Marcelo Bielsa, the famed legendary Argentinian coach, is credited with the high pressing type of football favoured by both Jurgen Klopp and Mauricio Pochettino. Pochettino played under Bielsa for the national team, earning some of his 20 caps.
Pep Guardiola has acceded to the influence of Bielsa in his great Barcelona side of 2009-2013. Klopp used the same technique at Dortmund in his seven year spell there.
There are a lot of analogous common themes in the game plan of Pochettino and Klopp. Both prefer young hungry athletic players, and both have the opinion “if you wish to leave my football club, no problem”. Pochettino lost Shaw, Lallana, Clyne, Chambers, Lovren at Southampton and Klopp lost Gotze, Lewandowski, Kroos, Kagawa, both embraced the process without unduly complaining. Neither of these managers have bemoaned anything in the structure of their football clubs, with Pochettino having a very productive relationship with Nicola Cortese who appointed him at Southampton and Klopp had an excellent relationship with Michael Zorc at Dortmund.

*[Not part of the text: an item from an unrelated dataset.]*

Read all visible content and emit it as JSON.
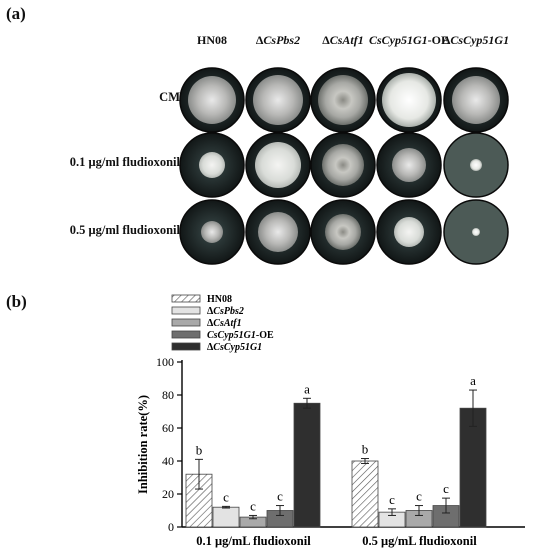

Interestingly both played as centre-backs, with Pochettino having the more stellar playing career. Neither of these managers suffer prima-donnas, regardless of your status as a player you are expected to work your socks off with an aimed 16 kilometres per match per player being the rough benchmark. Analysis and statistics play a huge part in both of their game preparations creating enthusiastic high energy vibrant teams with pressing as the dominant theme.
Both managers prefer small tight squads rather than huge numbers of players, Klopp shipped out 17 players in his first season at Dortmund. Pochettino has done a very similar thing at Spurs dispensing with Capoue, Paulinho, Lennon, Gomes, Townsend, Adebayor and Chirches in 18 months. The preference for young impressionable players is driven by their inherent hunger and their desire to learn and improve daily. Respect is a major theme, characterised by how Pochettino has jettisoned Andros Townsend after a minor affray with the Spurs fitness coach.

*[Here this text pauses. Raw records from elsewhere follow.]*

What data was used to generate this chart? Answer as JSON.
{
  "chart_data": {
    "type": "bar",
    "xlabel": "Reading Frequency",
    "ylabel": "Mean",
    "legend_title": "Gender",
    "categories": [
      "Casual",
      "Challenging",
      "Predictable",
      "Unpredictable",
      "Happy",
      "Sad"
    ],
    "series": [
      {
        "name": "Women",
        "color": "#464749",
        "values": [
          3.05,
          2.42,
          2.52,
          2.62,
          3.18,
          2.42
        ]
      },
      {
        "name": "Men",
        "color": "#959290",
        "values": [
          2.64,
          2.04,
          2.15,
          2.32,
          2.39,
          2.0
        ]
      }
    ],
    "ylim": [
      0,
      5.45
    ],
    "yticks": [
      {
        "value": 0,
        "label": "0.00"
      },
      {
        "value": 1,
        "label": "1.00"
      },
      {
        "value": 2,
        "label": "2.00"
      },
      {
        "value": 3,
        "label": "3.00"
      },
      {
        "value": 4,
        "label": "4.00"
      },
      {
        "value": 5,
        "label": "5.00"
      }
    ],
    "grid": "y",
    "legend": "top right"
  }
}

Consequently their time is not consumed by managing egos, which saps even the greatest managers. Team morale and atmosphere can be far more easily influenced and manipulated with fewer ageing professionals. Pochettino’s interview post match in the Norwich game aptly sums it up, “People say youngsters make mistakes, I have seen senior pro’s make the same number of mistakes, that is football.”

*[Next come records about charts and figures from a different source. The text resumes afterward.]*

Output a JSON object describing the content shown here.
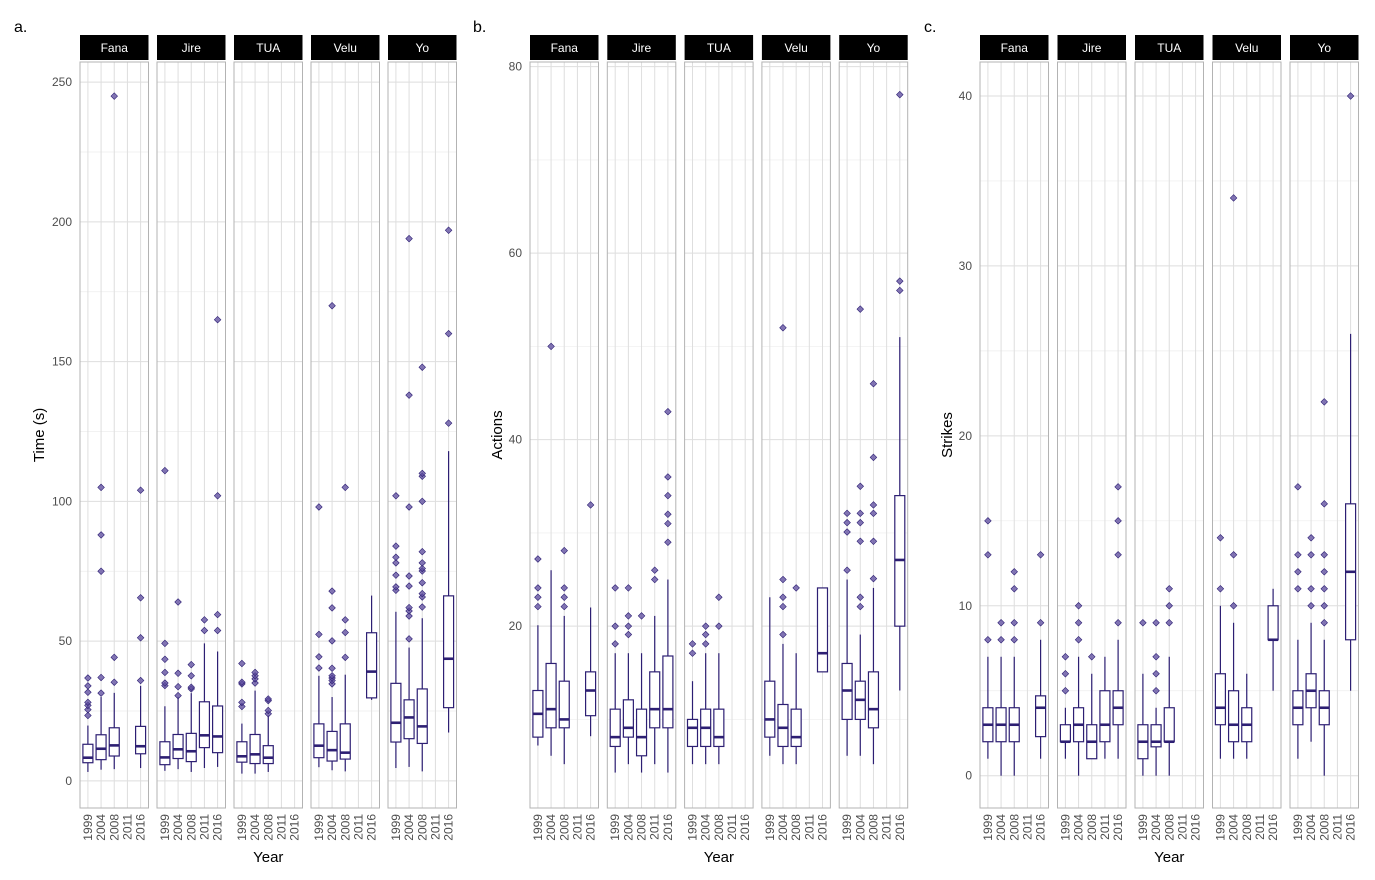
{
  "box_fields": [
    "lower_whisker",
    "q1",
    "median",
    "q3",
    "upper_whisker",
    "outliers"
  ],
  "colors": {
    "box": "#2d1f73",
    "outlier": "#5b4a9e",
    "grid": "#e6e6e6",
    "border": "#b3b3b3",
    "strip": "#000000"
  },
  "chart_data": [
    {
      "type": "box",
      "panel_label": "a.",
      "ylabel": "Time (s)",
      "xlabel": "Year",
      "ylim": [
        -9.7,
        257.2
      ],
      "yticks": [
        0,
        50,
        100,
        150,
        200,
        250
      ],
      "ytick_labels": [
        "0",
        "50",
        "100",
        "150",
        "200",
        "250"
      ],
      "categories": [
        "1999",
        "2004",
        "2008",
        "2011",
        "2016"
      ],
      "facets": [
        {
          "name": "Fana",
          "boxes": [
            [
              3.2,
              6.5,
              8.3,
              13.1,
              19.8,
              [
                23.4,
                25.5,
                27,
                28.1,
                31.7,
                34,
                36.8
              ]
            ],
            [
              4,
              7.6,
              11.5,
              16.5,
              30,
              [
                31.4,
                37,
                75,
                88,
                105
              ]
            ],
            [
              4.2,
              8.9,
              12.7,
              19,
              31.5,
              [
                35.3,
                44.2,
                245
              ]
            ],
            null,
            [
              4.6,
              9.7,
              12.4,
              19.5,
              34,
              [
                35.9,
                51.2,
                65.5,
                104
              ]
            ]
          ]
        },
        {
          "name": "Jire",
          "boxes": [
            [
              3.6,
              5.8,
              8.4,
              14,
              26.7,
              [
                34.1,
                35,
                38.8,
                43.5,
                49.2,
                111
              ]
            ],
            [
              4.2,
              8,
              11.3,
              16.6,
              30,
              [
                30.5,
                33.7,
                38.5,
                64
              ]
            ],
            [
              3.2,
              6.9,
              10.6,
              17,
              31.4,
              [
                32.9,
                33.5,
                37.6,
                41.6
              ]
            ],
            [
              4.6,
              11.9,
              16.3,
              28.3,
              49.2,
              [
                53.8,
                57.6
              ]
            ],
            [
              5,
              10.1,
              15.9,
              26.8,
              46.3,
              [
                53.8,
                59.5,
                102,
                165
              ]
            ]
          ]
        },
        {
          "name": "TUA",
          "boxes": [
            [
              2.6,
              6.7,
              8.8,
              14,
              20.5,
              [
                26.6,
                28.1,
                34.7,
                35.3,
                42
              ]
            ],
            [
              2.6,
              6.2,
              9.5,
              16.6,
              32.3,
              [
                35,
                36.5,
                37.6,
                38.8
              ]
            ],
            [
              3.2,
              6.2,
              8.3,
              12.6,
              23.4,
              [
                24,
                25.2,
                28.7,
                29.3
              ]
            ],
            null,
            null
          ]
        },
        {
          "name": "Velu",
          "boxes": [
            [
              4.9,
              8.3,
              12.6,
              20.4,
              37.6,
              [
                40.4,
                44.4,
                52.4,
                98
              ]
            ],
            [
              3.8,
              7.1,
              11,
              17.7,
              30,
              [
                34.7,
                35.9,
                36.8,
                37.6,
                40.3,
                50.1,
                61.9,
                67.9,
                170
              ]
            ],
            [
              3.4,
              7.8,
              10.1,
              20.4,
              38,
              [
                44.2,
                53.1,
                57.6,
                105
              ]
            ],
            null,
            [
              29,
              29.7,
              39.1,
              53,
              66.3,
              []
            ]
          ]
        },
        {
          "name": "Yo",
          "boxes": [
            [
              4.6,
              13.9,
              20.8,
              34.9,
              60.5,
              [
                68.2,
                69.4,
                73.6,
                78,
                80,
                84,
                102
              ]
            ],
            [
              5,
              15.1,
              22.7,
              29,
              47.7,
              [
                50.8,
                59,
                60.8,
                62,
                69.7,
                73.3,
                98,
                138,
                194
              ]
            ],
            [
              3.4,
              13.4,
              19.5,
              32.9,
              58.2,
              [
                62.2,
                65.8,
                67,
                70.9,
                75.1,
                76,
                78,
                82,
                100,
                109,
                110,
                148
              ]
            ],
            null,
            [
              17.3,
              26.2,
              43.7,
              66.2,
              118,
              [
                128,
                160,
                197
              ]
            ]
          ]
        }
      ]
    },
    {
      "type": "box",
      "panel_label": "b.",
      "ylabel": "Actions",
      "xlabel": "Year",
      "ylim": [
        0.5,
        80.5
      ],
      "yticks": [
        20,
        40,
        60,
        80
      ],
      "ytick_labels": [
        "20",
        "40",
        "60",
        "80"
      ],
      "categories": [
        "1999",
        "2004",
        "2008",
        "2011",
        "2016"
      ],
      "facets": [
        {
          "name": "Fana",
          "boxes": [
            [
              7.2,
              8.1,
              10.6,
              13.1,
              20.1,
              [
                22.1,
                23.1,
                24.1,
                27.2
              ]
            ],
            [
              6.1,
              9.1,
              11.1,
              16,
              26,
              [
                50
              ]
            ],
            [
              5.2,
              9.1,
              10,
              14.1,
              21.1,
              [
                22.1,
                23.1,
                24.1,
                28.1
              ]
            ],
            null,
            [
              8.2,
              10.4,
              13.1,
              15.1,
              22,
              [
                33
              ]
            ]
          ]
        },
        {
          "name": "Jire",
          "boxes": [
            [
              4.3,
              7.1,
              8.1,
              11.1,
              17.1,
              [
                18.1,
                20,
                24.1
              ]
            ],
            [
              5.2,
              8.1,
              9.1,
              12.1,
              17.1,
              [
                19.1,
                20,
                21.1,
                24.1
              ]
            ],
            [
              4.3,
              6.1,
              8.1,
              11.1,
              17.1,
              [
                21.1
              ]
            ],
            [
              5.2,
              9.1,
              11.1,
              15.1,
              21.1,
              [
                25,
                26
              ]
            ],
            [
              4.3,
              9.1,
              11.1,
              16.8,
              25,
              [
                29,
                31,
                32,
                34,
                36,
                43
              ]
            ]
          ]
        },
        {
          "name": "TUA",
          "boxes": [
            [
              5.2,
              7.1,
              9.1,
              10,
              14.1,
              [
                17.1,
                18.1
              ]
            ],
            [
              5.2,
              7.1,
              9.1,
              11.1,
              17.1,
              [
                18.1,
                19.1,
                20
              ]
            ],
            [
              5.2,
              7.1,
              8.1,
              11.1,
              17.1,
              [
                20,
                23.1
              ]
            ],
            null,
            null
          ]
        },
        {
          "name": "Velu",
          "boxes": [
            [
              6.1,
              8.1,
              10,
              14.1,
              23.1,
              []
            ],
            [
              5.2,
              7.1,
              9.1,
              11.6,
              18.1,
              [
                19.1,
                22.1,
                23.1,
                25,
                52
              ]
            ],
            [
              5.2,
              7.1,
              8.1,
              11.1,
              17.1,
              [
                24.1
              ]
            ],
            null,
            [
              15.1,
              15.1,
              17.1,
              24.1,
              24.1,
              []
            ]
          ]
        },
        {
          "name": "Yo",
          "boxes": [
            [
              6.1,
              10,
              13.1,
              16,
              25,
              [
                26,
                30.1,
                31.1,
                32.1
              ]
            ],
            [
              6.1,
              10,
              12.1,
              14.1,
              19.1,
              [
                22.1,
                23.1,
                29.1,
                31.1,
                32.1,
                35,
                54
              ]
            ],
            [
              5.2,
              9.1,
              11.1,
              15.1,
              24.1,
              [
                25.1,
                29.1,
                32.1,
                33,
                38.1,
                46
              ]
            ],
            null,
            [
              13.1,
              20,
              27.1,
              34,
              51,
              [
                56,
                57,
                77
              ]
            ]
          ]
        }
      ]
    },
    {
      "type": "box",
      "panel_label": "c.",
      "ylabel": "Strikes",
      "xlabel": "Year",
      "ylim": [
        -1.9,
        42
      ],
      "yticks": [
        0,
        10,
        20,
        30,
        40
      ],
      "ytick_labels": [
        "0",
        "10",
        "20",
        "30",
        "40"
      ],
      "categories": [
        "1999",
        "2004",
        "2008",
        "2011",
        "2016"
      ],
      "facets": [
        {
          "name": "Fana",
          "boxes": [
            [
              1,
              2,
              3,
              4,
              7,
              [
                8,
                13,
                15
              ]
            ],
            [
              0,
              2,
              3,
              4,
              7,
              [
                8,
                9
              ]
            ],
            [
              0,
              2,
              3,
              4,
              7,
              [
                8,
                9,
                11,
                12
              ]
            ],
            null,
            [
              1,
              2.3,
              4,
              4.7,
              8,
              [
                9,
                13
              ]
            ]
          ]
        },
        {
          "name": "Jire",
          "boxes": [
            [
              1,
              2,
              2,
              3,
              4,
              [
                5,
                6,
                7
              ]
            ],
            [
              0,
              2,
              3,
              4,
              7,
              [
                8,
                9,
                10
              ]
            ],
            [
              1,
              1,
              2,
              3,
              6,
              [
                7
              ]
            ],
            [
              1,
              2,
              3,
              5,
              7,
              []
            ],
            [
              1,
              3,
              4,
              5,
              8,
              [
                9,
                13,
                15,
                17
              ]
            ]
          ]
        },
        {
          "name": "TUA",
          "boxes": [
            [
              0,
              1,
              2,
              3,
              6,
              [
                9
              ]
            ],
            [
              0,
              1.7,
              2,
              3,
              4,
              [
                5,
                6,
                7,
                9
              ]
            ],
            [
              0,
              2,
              2,
              4,
              7,
              [
                9,
                10,
                11
              ]
            ],
            null,
            null
          ]
        },
        {
          "name": "Velu",
          "boxes": [
            [
              1,
              3,
              4,
              6,
              10,
              [
                11,
                14
              ]
            ],
            [
              1,
              2,
              3,
              5,
              9,
              [
                10,
                13,
                34
              ]
            ],
            [
              1,
              2,
              3,
              4,
              6,
              []
            ],
            null,
            [
              5,
              8,
              8,
              10,
              11,
              []
            ]
          ]
        },
        {
          "name": "Yo",
          "boxes": [
            [
              1,
              3,
              4,
              5,
              8,
              [
                11,
                12,
                13,
                17
              ]
            ],
            [
              2,
              4,
              5,
              6,
              9,
              [
                10,
                11,
                13,
                14
              ]
            ],
            [
              0,
              3,
              4,
              5,
              8,
              [
                9,
                10,
                11,
                12,
                13,
                16,
                22
              ]
            ],
            null,
            [
              5,
              8,
              12,
              16,
              26,
              [
                40
              ]
            ]
          ]
        }
      ]
    }
  ]
}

Klopp and Pochettino also have a fairly heavy reliance on marauding full-backs, Clyne and Moreno are very offensive, at Dortmund he had Schmelzer and Piszczek bombing forwards. Pochettino has created a perfect four that he rotates: Rose, Davies, Walker and Trippier, all very quick, with a good delivery of a cross. At Southampton he effectively created the careers of Clyne and Luke Shaw, as offensive energetic full-backs.
Klopp and Pochettino also have a heavy reliance on the No.10 role, Klopp excelled superbly with Gotze, Sahin, Kagawa and Mkhitaryan. At Liverpool injuries have prevented a firm decision but Coutinho and Firmino are very much of this ilk, skilful, clever, great touch with pace. A lot of Spurs’ offensive play is orchestrated by the excellent Christian Eriksen a cultured player schooled at the famed Ajax academy.
Coincidently they can also both rapidly assess a players attributes, Pochettino has re-deployed Eric Dier sublimely into a holding midfielder from a centre-back. Klopp famously moved Lukasz Piszczek from a striker into a marauding right-back at Dortmund. Bob Paisley and Brian Clough famously also had that trait of spotting and re-deploying players into more productive positions on the pitch with Ray Kennedy and John McGovern respectively.
Klopp had Sven Bender as his hustling player at Dortmund, and he has Jordan Henderson in that role at Anfield. Pochettino has brought in from the cold ex-Fulham player Moussa Dembelle to excellent effect, a player marginalised under the previous manager Tim Sherwood.
Klopp signed Ciro Immobile at Dortmund and the big money transfer never worked out, and Pochettino signed Dani Osvaldo at Southampton who similarly was a huge disappointment, facetiously and slightly tongue in cheek I don’t think either will delve heavily in the Italian transfer market.